We've got Sun-Times columnist Richard Roeper backstage at the Oscars, but here's another set of eyes (AP's Sandy Cohen) behind the scenes of tonight's glamorama ...
Most of the action on the Oscar stage is choreographed and rehearsed. Backstage is another story.
In the wings of the Kodak Theatre, stars grapple with nerves, have impromptu meetings with colleagues and make last-minute adjustments to their hair and makeup. Presenters and performers mingle with brand-new Oscar winners while dodging props and cameramen.
What you see on TV is Hollywood magic. Backstage is like a home movie, where everybody knows each other and they’re all excited about putting on a show.
JITTERS: Katherine Heigl wasn’t kidding when she told the Oscar audience she was nervous.
Behind the scenes, a stagehand asked if she was OK.
‘‘I just need a cigarette,’’ she said, bumming one from a security guard and heading out to a loading dock.
NO BUSINESS LIKE SHOE BUSINESS: Adjusting her dress as she stepped into the theater wings and prepared to take the stage, Jennifer Garner confessed to the stage manager: ‘‘I’d like to take my shoes off.’’
‘‘We could do it,’’ he replied.
Instead, she looked skyward and said, ‘‘I didn’t mean it, karmic dressing gods,’’ and walked in a small circle.
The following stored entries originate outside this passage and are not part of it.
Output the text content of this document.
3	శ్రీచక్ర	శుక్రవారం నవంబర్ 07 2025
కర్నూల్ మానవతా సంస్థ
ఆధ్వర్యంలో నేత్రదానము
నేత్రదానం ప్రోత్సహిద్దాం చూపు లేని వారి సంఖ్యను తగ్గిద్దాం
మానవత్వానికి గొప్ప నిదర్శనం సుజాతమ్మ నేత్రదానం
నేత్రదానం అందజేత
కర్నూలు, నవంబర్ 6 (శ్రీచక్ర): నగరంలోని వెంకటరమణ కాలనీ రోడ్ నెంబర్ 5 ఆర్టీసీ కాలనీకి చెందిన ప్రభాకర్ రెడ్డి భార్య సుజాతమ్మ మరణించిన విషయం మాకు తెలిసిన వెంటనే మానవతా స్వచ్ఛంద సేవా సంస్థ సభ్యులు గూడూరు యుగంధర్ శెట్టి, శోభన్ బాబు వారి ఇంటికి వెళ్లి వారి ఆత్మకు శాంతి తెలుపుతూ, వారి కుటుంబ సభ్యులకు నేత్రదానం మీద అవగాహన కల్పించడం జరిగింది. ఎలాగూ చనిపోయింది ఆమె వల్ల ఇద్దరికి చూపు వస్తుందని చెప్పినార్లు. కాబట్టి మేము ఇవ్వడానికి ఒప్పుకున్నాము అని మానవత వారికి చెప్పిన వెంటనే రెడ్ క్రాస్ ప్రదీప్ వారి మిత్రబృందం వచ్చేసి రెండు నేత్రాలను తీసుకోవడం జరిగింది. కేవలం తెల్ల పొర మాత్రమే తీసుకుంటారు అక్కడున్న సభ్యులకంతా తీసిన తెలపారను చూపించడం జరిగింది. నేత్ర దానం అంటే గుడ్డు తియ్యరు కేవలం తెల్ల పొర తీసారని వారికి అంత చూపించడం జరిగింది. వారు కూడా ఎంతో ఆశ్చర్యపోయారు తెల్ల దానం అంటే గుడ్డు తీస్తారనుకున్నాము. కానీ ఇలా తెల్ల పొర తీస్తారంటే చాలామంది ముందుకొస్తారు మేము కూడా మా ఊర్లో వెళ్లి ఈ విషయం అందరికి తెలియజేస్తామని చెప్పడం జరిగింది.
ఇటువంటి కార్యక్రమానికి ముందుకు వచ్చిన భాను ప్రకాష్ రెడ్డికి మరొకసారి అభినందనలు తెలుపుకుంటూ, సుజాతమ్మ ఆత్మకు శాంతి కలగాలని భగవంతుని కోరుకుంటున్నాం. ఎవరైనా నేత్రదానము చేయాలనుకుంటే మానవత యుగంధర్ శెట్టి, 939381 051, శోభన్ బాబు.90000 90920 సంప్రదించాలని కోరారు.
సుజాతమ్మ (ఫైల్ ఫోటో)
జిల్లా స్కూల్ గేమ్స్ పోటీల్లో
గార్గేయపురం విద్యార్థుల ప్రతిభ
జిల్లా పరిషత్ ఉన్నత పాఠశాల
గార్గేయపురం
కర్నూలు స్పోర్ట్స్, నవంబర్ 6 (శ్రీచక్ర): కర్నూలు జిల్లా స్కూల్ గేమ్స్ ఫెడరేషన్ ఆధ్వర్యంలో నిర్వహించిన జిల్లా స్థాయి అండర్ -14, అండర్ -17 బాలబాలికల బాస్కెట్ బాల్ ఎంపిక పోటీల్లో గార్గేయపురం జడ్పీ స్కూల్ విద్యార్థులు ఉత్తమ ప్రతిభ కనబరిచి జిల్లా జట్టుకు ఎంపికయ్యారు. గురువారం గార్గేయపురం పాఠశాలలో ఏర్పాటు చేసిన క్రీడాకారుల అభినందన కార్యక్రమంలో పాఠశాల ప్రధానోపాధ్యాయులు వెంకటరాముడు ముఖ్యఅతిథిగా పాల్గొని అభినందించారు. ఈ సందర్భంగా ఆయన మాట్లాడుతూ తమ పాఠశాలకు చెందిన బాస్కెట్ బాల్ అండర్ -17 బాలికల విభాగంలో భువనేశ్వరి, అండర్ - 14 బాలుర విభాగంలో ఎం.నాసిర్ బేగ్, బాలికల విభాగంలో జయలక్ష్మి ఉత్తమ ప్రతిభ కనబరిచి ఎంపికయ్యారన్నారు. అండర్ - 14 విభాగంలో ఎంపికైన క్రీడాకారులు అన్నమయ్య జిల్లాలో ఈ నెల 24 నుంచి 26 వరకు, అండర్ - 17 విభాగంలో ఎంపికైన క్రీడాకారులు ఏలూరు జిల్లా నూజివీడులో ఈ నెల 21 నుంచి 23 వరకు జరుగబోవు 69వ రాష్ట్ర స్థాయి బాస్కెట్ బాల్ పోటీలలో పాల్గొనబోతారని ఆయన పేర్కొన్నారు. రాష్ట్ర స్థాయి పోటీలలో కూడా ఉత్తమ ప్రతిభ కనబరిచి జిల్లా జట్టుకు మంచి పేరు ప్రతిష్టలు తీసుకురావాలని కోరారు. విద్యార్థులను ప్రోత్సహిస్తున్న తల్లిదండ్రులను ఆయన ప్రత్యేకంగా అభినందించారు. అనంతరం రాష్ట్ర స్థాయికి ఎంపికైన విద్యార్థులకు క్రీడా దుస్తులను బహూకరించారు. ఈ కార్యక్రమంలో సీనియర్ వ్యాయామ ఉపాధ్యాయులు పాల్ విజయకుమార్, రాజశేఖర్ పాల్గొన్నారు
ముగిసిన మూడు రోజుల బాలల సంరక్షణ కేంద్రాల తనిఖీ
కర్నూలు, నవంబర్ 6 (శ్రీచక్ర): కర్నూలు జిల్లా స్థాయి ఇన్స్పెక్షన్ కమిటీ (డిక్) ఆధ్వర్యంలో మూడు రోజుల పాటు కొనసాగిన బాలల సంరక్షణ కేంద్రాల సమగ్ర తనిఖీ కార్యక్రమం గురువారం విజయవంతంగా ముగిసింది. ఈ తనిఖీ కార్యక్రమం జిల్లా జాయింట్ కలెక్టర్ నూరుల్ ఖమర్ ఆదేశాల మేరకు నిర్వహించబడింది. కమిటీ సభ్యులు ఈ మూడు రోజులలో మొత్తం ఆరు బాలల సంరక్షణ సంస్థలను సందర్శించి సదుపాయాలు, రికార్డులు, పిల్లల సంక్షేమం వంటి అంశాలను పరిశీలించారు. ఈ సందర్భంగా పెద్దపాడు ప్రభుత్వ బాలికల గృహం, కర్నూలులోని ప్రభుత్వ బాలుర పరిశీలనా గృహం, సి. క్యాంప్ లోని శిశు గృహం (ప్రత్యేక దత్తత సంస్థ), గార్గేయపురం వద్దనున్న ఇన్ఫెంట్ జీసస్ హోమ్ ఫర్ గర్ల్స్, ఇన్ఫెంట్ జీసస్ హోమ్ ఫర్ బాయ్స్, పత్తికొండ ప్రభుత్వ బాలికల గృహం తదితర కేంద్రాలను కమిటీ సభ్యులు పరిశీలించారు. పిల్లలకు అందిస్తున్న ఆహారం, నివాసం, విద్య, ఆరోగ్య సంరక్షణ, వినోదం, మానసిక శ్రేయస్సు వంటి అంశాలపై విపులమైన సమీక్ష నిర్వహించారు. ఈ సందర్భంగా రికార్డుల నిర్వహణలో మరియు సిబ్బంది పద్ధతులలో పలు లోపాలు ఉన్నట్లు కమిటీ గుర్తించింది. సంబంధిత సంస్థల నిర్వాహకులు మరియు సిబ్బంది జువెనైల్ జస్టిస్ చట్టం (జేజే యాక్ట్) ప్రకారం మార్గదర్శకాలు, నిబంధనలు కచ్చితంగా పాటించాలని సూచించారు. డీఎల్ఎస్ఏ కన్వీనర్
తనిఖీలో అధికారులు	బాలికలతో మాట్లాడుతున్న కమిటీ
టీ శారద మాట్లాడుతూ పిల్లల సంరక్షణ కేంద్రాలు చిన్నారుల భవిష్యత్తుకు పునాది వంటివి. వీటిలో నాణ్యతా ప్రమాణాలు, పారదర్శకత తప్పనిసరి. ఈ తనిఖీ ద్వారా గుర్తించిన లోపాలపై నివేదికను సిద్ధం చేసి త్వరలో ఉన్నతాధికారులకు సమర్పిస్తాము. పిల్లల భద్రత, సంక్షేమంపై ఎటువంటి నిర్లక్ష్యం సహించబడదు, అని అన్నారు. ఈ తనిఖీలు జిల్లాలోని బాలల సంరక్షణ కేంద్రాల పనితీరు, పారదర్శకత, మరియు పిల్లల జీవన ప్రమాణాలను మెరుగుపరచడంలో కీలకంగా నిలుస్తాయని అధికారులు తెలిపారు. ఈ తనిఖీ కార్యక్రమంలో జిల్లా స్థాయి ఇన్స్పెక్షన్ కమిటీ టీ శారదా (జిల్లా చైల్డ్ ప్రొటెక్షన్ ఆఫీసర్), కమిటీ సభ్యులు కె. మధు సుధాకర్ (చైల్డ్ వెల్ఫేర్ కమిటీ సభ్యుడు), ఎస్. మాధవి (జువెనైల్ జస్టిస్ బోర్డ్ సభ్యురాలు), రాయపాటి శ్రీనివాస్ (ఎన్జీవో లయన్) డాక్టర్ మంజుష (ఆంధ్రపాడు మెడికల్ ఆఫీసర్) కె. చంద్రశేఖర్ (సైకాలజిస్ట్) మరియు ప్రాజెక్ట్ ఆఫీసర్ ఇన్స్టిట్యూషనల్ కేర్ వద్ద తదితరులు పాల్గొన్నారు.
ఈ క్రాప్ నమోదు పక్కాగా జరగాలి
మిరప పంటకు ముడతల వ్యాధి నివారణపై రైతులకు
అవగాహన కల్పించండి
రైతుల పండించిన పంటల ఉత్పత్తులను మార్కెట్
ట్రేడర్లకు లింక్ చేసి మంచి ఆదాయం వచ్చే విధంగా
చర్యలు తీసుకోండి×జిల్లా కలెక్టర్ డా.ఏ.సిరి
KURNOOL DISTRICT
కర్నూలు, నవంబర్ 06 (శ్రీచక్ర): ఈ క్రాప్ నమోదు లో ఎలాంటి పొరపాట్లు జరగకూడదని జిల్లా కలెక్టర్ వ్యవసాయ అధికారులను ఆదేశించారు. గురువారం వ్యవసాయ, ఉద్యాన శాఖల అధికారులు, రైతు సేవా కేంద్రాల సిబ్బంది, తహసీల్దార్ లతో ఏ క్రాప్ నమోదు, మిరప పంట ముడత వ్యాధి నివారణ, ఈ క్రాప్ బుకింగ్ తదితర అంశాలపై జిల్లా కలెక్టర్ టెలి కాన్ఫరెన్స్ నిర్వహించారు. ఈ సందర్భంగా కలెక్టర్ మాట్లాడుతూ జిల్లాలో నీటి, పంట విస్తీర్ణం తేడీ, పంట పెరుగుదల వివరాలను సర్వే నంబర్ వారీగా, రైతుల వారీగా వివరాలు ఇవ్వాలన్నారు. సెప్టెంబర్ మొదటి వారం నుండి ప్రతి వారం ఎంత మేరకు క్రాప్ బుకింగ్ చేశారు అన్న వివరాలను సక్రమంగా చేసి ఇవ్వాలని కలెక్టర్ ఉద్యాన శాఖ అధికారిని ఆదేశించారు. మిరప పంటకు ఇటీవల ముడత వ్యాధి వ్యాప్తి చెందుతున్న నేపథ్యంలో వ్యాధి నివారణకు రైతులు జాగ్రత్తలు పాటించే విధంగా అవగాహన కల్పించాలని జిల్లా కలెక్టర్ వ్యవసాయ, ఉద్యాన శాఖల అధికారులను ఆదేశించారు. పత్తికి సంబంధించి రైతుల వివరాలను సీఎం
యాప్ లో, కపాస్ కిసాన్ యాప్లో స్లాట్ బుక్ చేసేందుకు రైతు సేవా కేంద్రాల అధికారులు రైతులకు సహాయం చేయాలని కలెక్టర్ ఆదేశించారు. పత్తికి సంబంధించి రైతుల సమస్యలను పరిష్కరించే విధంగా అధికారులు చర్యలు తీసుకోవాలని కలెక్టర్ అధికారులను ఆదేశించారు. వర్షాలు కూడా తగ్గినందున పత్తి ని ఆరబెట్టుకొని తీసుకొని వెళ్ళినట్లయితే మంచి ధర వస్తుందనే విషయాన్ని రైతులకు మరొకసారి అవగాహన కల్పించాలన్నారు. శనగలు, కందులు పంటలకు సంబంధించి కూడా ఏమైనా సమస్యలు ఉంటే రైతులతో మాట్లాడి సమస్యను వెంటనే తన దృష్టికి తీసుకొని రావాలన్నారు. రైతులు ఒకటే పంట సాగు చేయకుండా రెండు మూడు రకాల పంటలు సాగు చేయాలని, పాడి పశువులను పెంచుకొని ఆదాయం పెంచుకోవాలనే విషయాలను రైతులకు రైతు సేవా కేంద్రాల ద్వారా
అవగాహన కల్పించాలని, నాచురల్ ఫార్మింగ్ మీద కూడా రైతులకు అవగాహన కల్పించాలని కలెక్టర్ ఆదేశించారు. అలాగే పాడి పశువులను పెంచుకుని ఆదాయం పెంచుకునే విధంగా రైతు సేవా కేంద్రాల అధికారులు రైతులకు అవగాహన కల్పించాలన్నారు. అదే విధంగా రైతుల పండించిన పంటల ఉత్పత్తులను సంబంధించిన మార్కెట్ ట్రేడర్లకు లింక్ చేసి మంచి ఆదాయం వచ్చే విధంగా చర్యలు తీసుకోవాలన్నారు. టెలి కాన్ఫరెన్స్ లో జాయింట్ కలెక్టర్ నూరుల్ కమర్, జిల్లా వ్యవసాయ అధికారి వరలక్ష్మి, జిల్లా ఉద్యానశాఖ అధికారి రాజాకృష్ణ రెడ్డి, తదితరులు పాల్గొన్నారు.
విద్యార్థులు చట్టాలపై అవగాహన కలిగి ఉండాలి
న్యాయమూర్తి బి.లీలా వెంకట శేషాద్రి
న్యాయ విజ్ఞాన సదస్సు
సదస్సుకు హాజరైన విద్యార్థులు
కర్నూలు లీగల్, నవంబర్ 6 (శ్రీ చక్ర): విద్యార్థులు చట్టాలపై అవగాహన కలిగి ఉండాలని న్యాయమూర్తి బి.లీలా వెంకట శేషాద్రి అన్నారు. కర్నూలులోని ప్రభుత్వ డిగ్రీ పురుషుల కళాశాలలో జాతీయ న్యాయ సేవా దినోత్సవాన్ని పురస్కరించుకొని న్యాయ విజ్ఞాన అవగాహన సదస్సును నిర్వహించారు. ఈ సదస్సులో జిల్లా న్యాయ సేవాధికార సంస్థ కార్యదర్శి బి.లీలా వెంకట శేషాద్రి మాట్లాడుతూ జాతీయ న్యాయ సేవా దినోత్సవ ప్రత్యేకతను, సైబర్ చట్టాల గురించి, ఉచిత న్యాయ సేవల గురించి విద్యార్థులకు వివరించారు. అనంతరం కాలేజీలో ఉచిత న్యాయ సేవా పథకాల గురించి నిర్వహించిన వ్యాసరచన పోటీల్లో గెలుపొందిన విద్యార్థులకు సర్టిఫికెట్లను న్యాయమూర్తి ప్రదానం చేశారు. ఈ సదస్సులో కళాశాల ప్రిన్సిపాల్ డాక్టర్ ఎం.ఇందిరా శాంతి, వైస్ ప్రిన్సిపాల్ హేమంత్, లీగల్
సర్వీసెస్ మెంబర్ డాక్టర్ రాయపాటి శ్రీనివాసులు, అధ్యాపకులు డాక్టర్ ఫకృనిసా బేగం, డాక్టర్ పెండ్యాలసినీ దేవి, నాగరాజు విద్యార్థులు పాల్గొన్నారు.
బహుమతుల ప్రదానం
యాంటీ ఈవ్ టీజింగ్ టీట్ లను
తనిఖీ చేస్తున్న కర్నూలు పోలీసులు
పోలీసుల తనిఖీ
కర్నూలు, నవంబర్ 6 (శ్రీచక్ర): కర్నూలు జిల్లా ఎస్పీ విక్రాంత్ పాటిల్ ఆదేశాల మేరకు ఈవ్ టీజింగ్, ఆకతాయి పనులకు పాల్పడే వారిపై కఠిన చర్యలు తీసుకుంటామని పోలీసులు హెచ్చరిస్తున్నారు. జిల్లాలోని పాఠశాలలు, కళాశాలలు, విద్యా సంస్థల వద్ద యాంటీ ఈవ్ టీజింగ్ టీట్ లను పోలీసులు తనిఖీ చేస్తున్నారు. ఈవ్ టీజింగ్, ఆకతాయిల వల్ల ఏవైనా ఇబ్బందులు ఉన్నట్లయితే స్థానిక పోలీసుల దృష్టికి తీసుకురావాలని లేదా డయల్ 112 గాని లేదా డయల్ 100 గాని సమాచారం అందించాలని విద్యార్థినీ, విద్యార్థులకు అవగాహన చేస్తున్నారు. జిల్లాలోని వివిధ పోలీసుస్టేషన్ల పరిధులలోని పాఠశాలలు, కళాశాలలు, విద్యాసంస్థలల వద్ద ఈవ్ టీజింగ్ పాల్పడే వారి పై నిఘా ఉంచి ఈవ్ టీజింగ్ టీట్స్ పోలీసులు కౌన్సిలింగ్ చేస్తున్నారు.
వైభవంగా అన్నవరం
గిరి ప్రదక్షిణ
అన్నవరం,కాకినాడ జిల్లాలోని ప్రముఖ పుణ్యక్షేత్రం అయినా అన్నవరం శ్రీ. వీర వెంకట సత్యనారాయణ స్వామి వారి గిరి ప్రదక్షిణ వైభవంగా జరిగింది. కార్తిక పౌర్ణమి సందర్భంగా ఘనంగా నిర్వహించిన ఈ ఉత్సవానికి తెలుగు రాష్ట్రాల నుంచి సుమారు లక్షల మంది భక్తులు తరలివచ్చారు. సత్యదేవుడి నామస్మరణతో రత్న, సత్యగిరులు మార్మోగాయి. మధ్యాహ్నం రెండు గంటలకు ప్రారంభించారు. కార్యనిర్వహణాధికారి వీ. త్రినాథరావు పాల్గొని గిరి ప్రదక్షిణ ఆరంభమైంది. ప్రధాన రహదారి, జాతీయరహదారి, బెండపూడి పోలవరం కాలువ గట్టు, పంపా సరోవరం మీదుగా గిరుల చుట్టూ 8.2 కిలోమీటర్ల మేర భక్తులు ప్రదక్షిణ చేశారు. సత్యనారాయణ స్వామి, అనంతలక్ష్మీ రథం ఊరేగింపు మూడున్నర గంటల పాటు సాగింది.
‘‘I’m just going to make sure I’m not going to fall,’’ she explained.
STAR CLUSTER: At times it seemed there were as many stars in the green room as in the audience.
Penelope Cruz sat by her sister, Monica, and fanned herself. They were joined by Miley Cyrus, Johnny Depp and companion Vanessa Paradis, and Forest Whitaker.
Best-actress nominee Marion Cotillard was about to join them when she learned she would have to smoke outside.
OSCAR SHOCK: As Marion Cotillard stepped offstage with the best-actress Oscar for ‘‘La Vie En Rose,’’ Forest Whitaker enveloped her in a hug that lasted at least a minute.
Then they looked at each other and laughed.
‘‘I’m shaking, like wow,’’ Cotillard trembled.
Stopping by the backstage ‘‘thank you’’ cam, she expressed her gratitude in French and studied her Oscar.
‘‘I’m shaking so much I think I can’t talk,’’ she said.
Whitaker led her arm-in-arm behind the stage on the winner’s walk.
‘‘This is huge, this is huge,’’ she gushed as backstage workers applauded.
At a stop for a makeup touch up she tried to breathe deeply.
‘‘This is crazy, this is totally crazy. Ooh la la la la! It’s totally surreal,’’ she said.
Tilda Swinton was so stunned by her win for supporting actress in ‘‘Michael Clayton’’ that she could only keep repeating ‘‘wow, wow’’ as she walked offstage.
Presenter Alan Arkin chased her with the winner’s envelope.
‘‘Oh yes, this is the proof,’’ Swinton said, leaving arm-in-arm with Arkin.
CELEBRITY PLUMBING: The restroom just offstage was another Kodak Theatre hotspot.
Jessica Alba and Forrest Whitaker waited in line, and Javier Bardem brought his Oscar inside with him.
First-time presenters Seth Rogen and Jonah Hill passed the crowd on the way to the stage, but Hill paused and thought better of it. They joined lineup.
LADIES MAN: This backstage reporter was just trying to get out of Jack Nicholson’s way, but ended up in his crosshairs.
As he passed in a narrow corridor he brushed against her synthetic white fur coat.
‘‘Nice jacket,’’ he said half under his breath.
As the reporter thanked him, photographers in the hallway aimed their cameras.
‘‘Let’s have a picture,’’ said Nicholson.